As so often with this kind of volume, there are some worthwhile efforts combined with one or two that either miss their mark or border on the unintelligible, couched in the kind of invented language and wild theorising that some academics feel obliged to use as a matter of honour.
Part one comprises a series of critical responses.
Harry Derbyshire’s contribution is a fascinating exploration of Pinter’s interactions and relationships with the Theatre of the Absurd and its advocates and adherents. If his proposal is correct, the playwright fell into that category early in his career, using it as a springboard to establish his work and then moving on to become an overtly political playwright, at the same time turning his back on the Theatre of the Absurd.
James Hudson looks into interactions between Pinter and elitism, as well as considering in rather less detail the fascinating subject of power dynamics in the plays.
Eckart Voigts bounces around a series of theories regarding Pinter’s religious history and what is described as his Jew-ish-ness as opposed to Jewishness—more a cultural and historical than religious trait. While drawing on previous work by peers, Voigts also provides some original thinking, which makes considerable sense.

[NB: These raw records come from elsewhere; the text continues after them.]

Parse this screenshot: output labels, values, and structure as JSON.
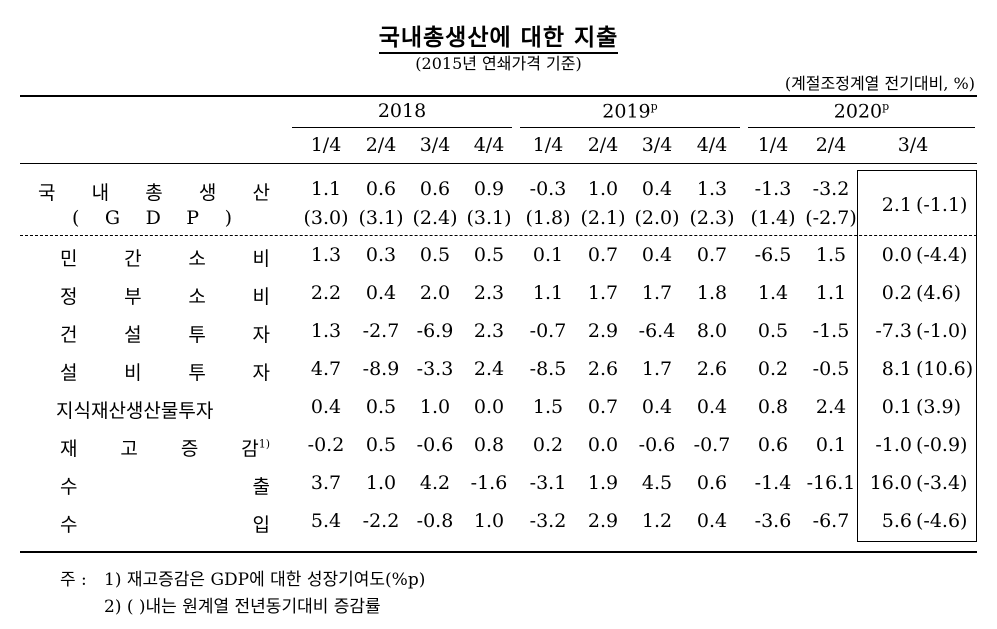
{
  "title": "국내총생산에 대한 지출",
  "subtitle": "(2015년 연쇄가격 기준)",
  "unit": "(계절조정계열 전기대비, %)",
  "years": [
    {
      "label": "2018",
      "sup": ""
    },
    {
      "label": "2019",
      "sup": "p"
    },
    {
      "label": "2020",
      "sup": "p"
    }
  ],
  "quarters": [
    "1/4",
    "2/4",
    "3/4",
    "4/4",
    "1/4",
    "2/4",
    "3/4",
    "4/4",
    "1/4",
    "2/4",
    "3/4"
  ],
  "gdp": {
    "label_chars": [
      "국",
      "내",
      "총",
      "생",
      "산"
    ],
    "sub_chars": [
      "(",
      "G",
      "D",
      "P",
      ")"
    ],
    "values": [
      "1.1",
      "0.6",
      "0.6",
      "0.9",
      "-0.3",
      "1.0",
      "0.4",
      "1.3",
      "-1.3",
      "-3.2",
      "2.1"
    ],
    "yoy": [
      "(3.0)",
      "(3.1)",
      "(2.4)",
      "(3.1)",
      "(1.8)",
      "(2.1)",
      "(2.0)",
      "(2.3)",
      "(1.4)",
      "(-2.7)",
      "(-1.1)"
    ]
  },
  "rows": [
    {
      "label_chars": [
        "민",
        "간",
        "소",
        "비"
      ],
      "sup": "",
      "values": [
        "1.3",
        "0.3",
        "0.5",
        "0.5",
        "0.1",
        "0.7",
        "0.4",
        "0.7",
        "-6.5",
        "1.5",
        "0.0"
      ],
      "last_yoy": "(-4.4)"
    },
    {
      "label_chars": [
        "정",
        "부",
        "소",
        "비"
      ],
      "sup": "",
      "values": [
        "2.2",
        "0.4",
        "2.0",
        "2.3",
        "1.1",
        "1.7",
        "1.7",
        "1.8",
        "1.4",
        "1.1",
        "0.2"
      ],
      "last_yoy": "(4.6)"
    },
    {
      "label_chars": [
        "건",
        "설",
        "투",
        "자"
      ],
      "sup": "",
      "values": [
        "1.3",
        "-2.7",
        "-6.9",
        "2.3",
        "-0.7",
        "2.9",
        "-6.4",
        "8.0",
        "0.5",
        "-1.5",
        "-7.3"
      ],
      "last_yoy": "(-1.0)"
    },
    {
      "label_chars": [
        "설",
        "비",
        "투",
        "자"
      ],
      "sup": "",
      "values": [
        "4.7",
        "-8.9",
        "-3.3",
        "2.4",
        "-8.5",
        "2.6",
        "1.7",
        "2.6",
        "0.2",
        "-0.5",
        "8.1"
      ],
      "last_yoy": "(10.6)"
    },
    {
      "label_chars": [
        "지식재산생산물투자"
      ],
      "sup": "",
      "values": [
        "0.4",
        "0.5",
        "1.0",
        "0.0",
        "1.5",
        "0.7",
        "0.4",
        "0.4",
        "0.8",
        "2.4",
        "0.1"
      ],
      "last_yoy": "(3.9)"
    },
    {
      "label_chars": [
        "재",
        "고",
        "증",
        "감"
      ],
      "sup": "1)",
      "values": [
        "-0.2",
        "0.5",
        "-0.6",
        "0.8",
        "0.2",
        "0.0",
        "-0.6",
        "-0.7",
        "0.6",
        "0.1",
        "-1.0"
      ],
      "last_yoy": "(-0.9)"
    },
    {
      "label_chars": [
        "수",
        "출"
      ],
      "sup": "",
      "values": [
        "3.7",
        "1.0",
        "4.2",
        "-1.6",
        "-3.1",
        "1.9",
        "4.5",
        "0.6",
        "-1.4",
        "-16.1",
        "16.0"
      ],
      "last_yoy": "(-3.4)"
    },
    {
      "label_chars": [
        "수",
        "입"
      ],
      "sup": "",
      "values": [
        "5.4",
        "-2.2",
        "-0.8",
        "1.0",
        "-3.2",
        "2.9",
        "1.2",
        "0.4",
        "-3.6",
        "-6.7",
        "5.6"
      ],
      "last_yoy": "(-4.6)"
    }
  ],
  "notes": {
    "prefix": "주 :",
    "note1": "1) 재고증감은 GDP에 대한 성장기여도(%p)",
    "note2": "2) (   )내는 원계열 전년동기대비 증감률"
  }
}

The first part ends as Ibrahim Yerebakan delivers some political points about Pinter’s connections with the Middle East and Turkey.
Part two is rather more practical and opens with a nice piece from playwright Steve Waters about “Pinter’s Writing Ethic” providing a short overview of the subject’s career, with particular emphasis on Old Times and No Man’s Land.

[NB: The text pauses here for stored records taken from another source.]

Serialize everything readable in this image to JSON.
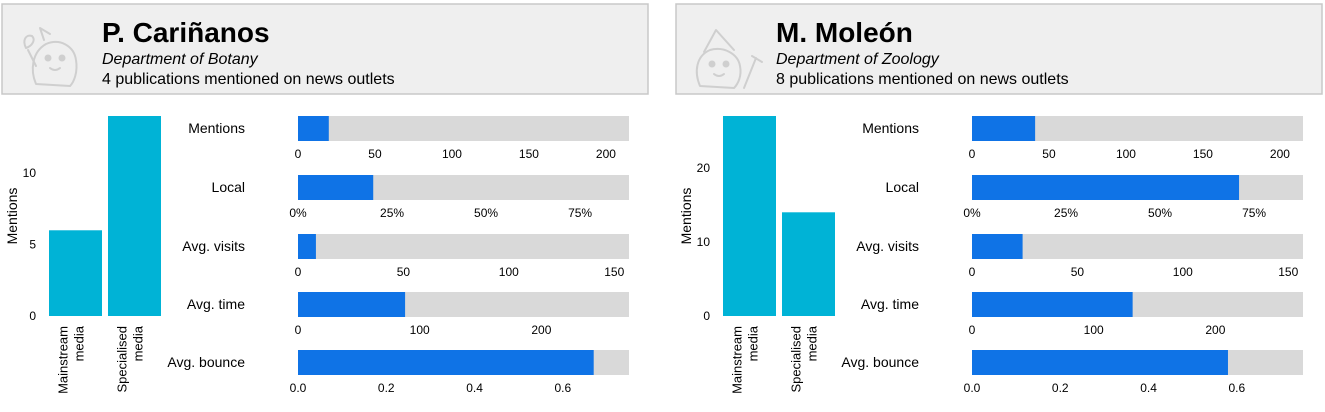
{
  "colors": {
    "bar_column": "#00b3d6",
    "bar_metric": "#0f73e6",
    "track": "#d9d9d9",
    "card_bg": "#efefef",
    "card_border": "#c8c8c8"
  },
  "panels": [
    {
      "name": "P. Cariñanos",
      "department": "Department of Botany",
      "publications": "4 publications mentioned on news outlets",
      "avatar_icon": "botanist-cartoon-icon"
    },
    {
      "name": "M. Moleón",
      "department": "Department of Zoology",
      "publications": "8 publications mentioned on news outlets",
      "avatar_icon": "zoologist-cartoon-icon"
    }
  ],
  "chart_data": [
    {
      "type": "bar",
      "ylabel": "Mentions",
      "categories": [
        "Mainstream\nmedia",
        "Specialised\nmedia"
      ],
      "values": [
        6,
        14
      ],
      "ylim": [
        0,
        14
      ],
      "yticks": [
        0,
        5,
        10
      ],
      "metrics": [
        {
          "label": "Mentions",
          "value": 20,
          "max": 215,
          "ticks": [
            {
              "v": 0,
              "t": "0"
            },
            {
              "v": 50,
              "t": "50"
            },
            {
              "v": 100,
              "t": "100"
            },
            {
              "v": 150,
              "t": "150"
            },
            {
              "v": 200,
              "t": "200"
            }
          ]
        },
        {
          "label": "Local",
          "value": 0.2,
          "max": 0.88,
          "ticks": [
            {
              "v": 0,
              "t": "0%"
            },
            {
              "v": 0.25,
              "t": "25%"
            },
            {
              "v": 0.5,
              "t": "50%"
            },
            {
              "v": 0.75,
              "t": "75%"
            }
          ]
        },
        {
          "label": "Avg. visits",
          "value": 8.5,
          "max": 157,
          "ticks": [
            {
              "v": 0,
              "t": "0"
            },
            {
              "v": 50,
              "t": "50"
            },
            {
              "v": 100,
              "t": "100"
            },
            {
              "v": 150,
              "t": "150"
            }
          ]
        },
        {
          "label": "Avg. time",
          "value": 88,
          "max": 272,
          "ticks": [
            {
              "v": 0,
              "t": "0"
            },
            {
              "v": 100,
              "t": "100"
            },
            {
              "v": 200,
              "t": "200"
            }
          ]
        },
        {
          "label": "Avg. bounce",
          "value": 0.67,
          "max": 0.75,
          "ticks": [
            {
              "v": 0,
              "t": "0.0"
            },
            {
              "v": 0.2,
              "t": "0.2"
            },
            {
              "v": 0.4,
              "t": "0.4"
            },
            {
              "v": 0.6,
              "t": "0.6"
            }
          ]
        }
      ]
    },
    {
      "type": "bar",
      "ylabel": "Mentions",
      "categories": [
        "Mainstream\nmedia",
        "Specialised\nmedia"
      ],
      "values": [
        27,
        14
      ],
      "ylim": [
        0,
        27
      ],
      "yticks": [
        0,
        10,
        20
      ],
      "metrics": [
        {
          "label": "Mentions",
          "value": 41,
          "max": 215,
          "ticks": [
            {
              "v": 0,
              "t": "0"
            },
            {
              "v": 50,
              "t": "50"
            },
            {
              "v": 100,
              "t": "100"
            },
            {
              "v": 150,
              "t": "150"
            },
            {
              "v": 200,
              "t": "200"
            }
          ]
        },
        {
          "label": "Local",
          "value": 0.71,
          "max": 0.88,
          "ticks": [
            {
              "v": 0,
              "t": "0%"
            },
            {
              "v": 0.25,
              "t": "25%"
            },
            {
              "v": 0.5,
              "t": "50%"
            },
            {
              "v": 0.75,
              "t": "75%"
            }
          ]
        },
        {
          "label": "Avg. visits",
          "value": 24,
          "max": 157,
          "ticks": [
            {
              "v": 0,
              "t": "0"
            },
            {
              "v": 50,
              "t": "50"
            },
            {
              "v": 100,
              "t": "100"
            },
            {
              "v": 150,
              "t": "150"
            }
          ]
        },
        {
          "label": "Avg. time",
          "value": 132,
          "max": 272,
          "ticks": [
            {
              "v": 0,
              "t": "0"
            },
            {
              "v": 100,
              "t": "100"
            },
            {
              "v": 200,
              "t": "200"
            }
          ]
        },
        {
          "label": "Avg. bounce",
          "value": 0.58,
          "max": 0.75,
          "ticks": [
            {
              "v": 0,
              "t": "0.0"
            },
            {
              "v": 0.2,
              "t": "0.2"
            },
            {
              "v": 0.4,
              "t": "0.4"
            },
            {
              "v": 0.6,
              "t": "0.6"
            }
          ]
        }
      ]
    }
  ]
}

This is followed by co-editor Catriona Fallow’s in-depth exploration of Harold Pinter’s work as both writer and director for the RSC, one of his favourite haunts, encouraged by the fact that, while in his prime, one of his most regular collaborators, Peter Hall, held the reins.
Rather than concentrating on the main stage, this chapter looks at a project which featured an extract from The Birthday Party called “How to Stop Worrying and Love the Theatre” designed to tour and popularise theatre alongside great tragedy, Shakespeare, as well as a small-scale touring production of The Dumb Waiter.
The strongest piece in the book is a compare and contrast between the works of Pinter and those of Martin Crimp. Although the writer of The Country, which is used as a main comparator, denies that he has been influenced by the subject of this book, by the time that Maria Elena Capitani has completed her in-depth work, the similarities seem undeniable.
The final chapter includes a series of short interviews with practitioners. Inevitably, by far the best are those with individuals who have steeped themselves in Pinter, actor and director Douglas Hodge, director Jamie Lloyd and designer Soutra Gilmour, each of whom gives additional insight into the works and methods of the great playwright / actor.
Other essays explore Pinter’s interaction with modernism and his influence on modern playwrights including debbie tucker green, Mark Ravenhill, Dennis Kelly and Jez Butterworth.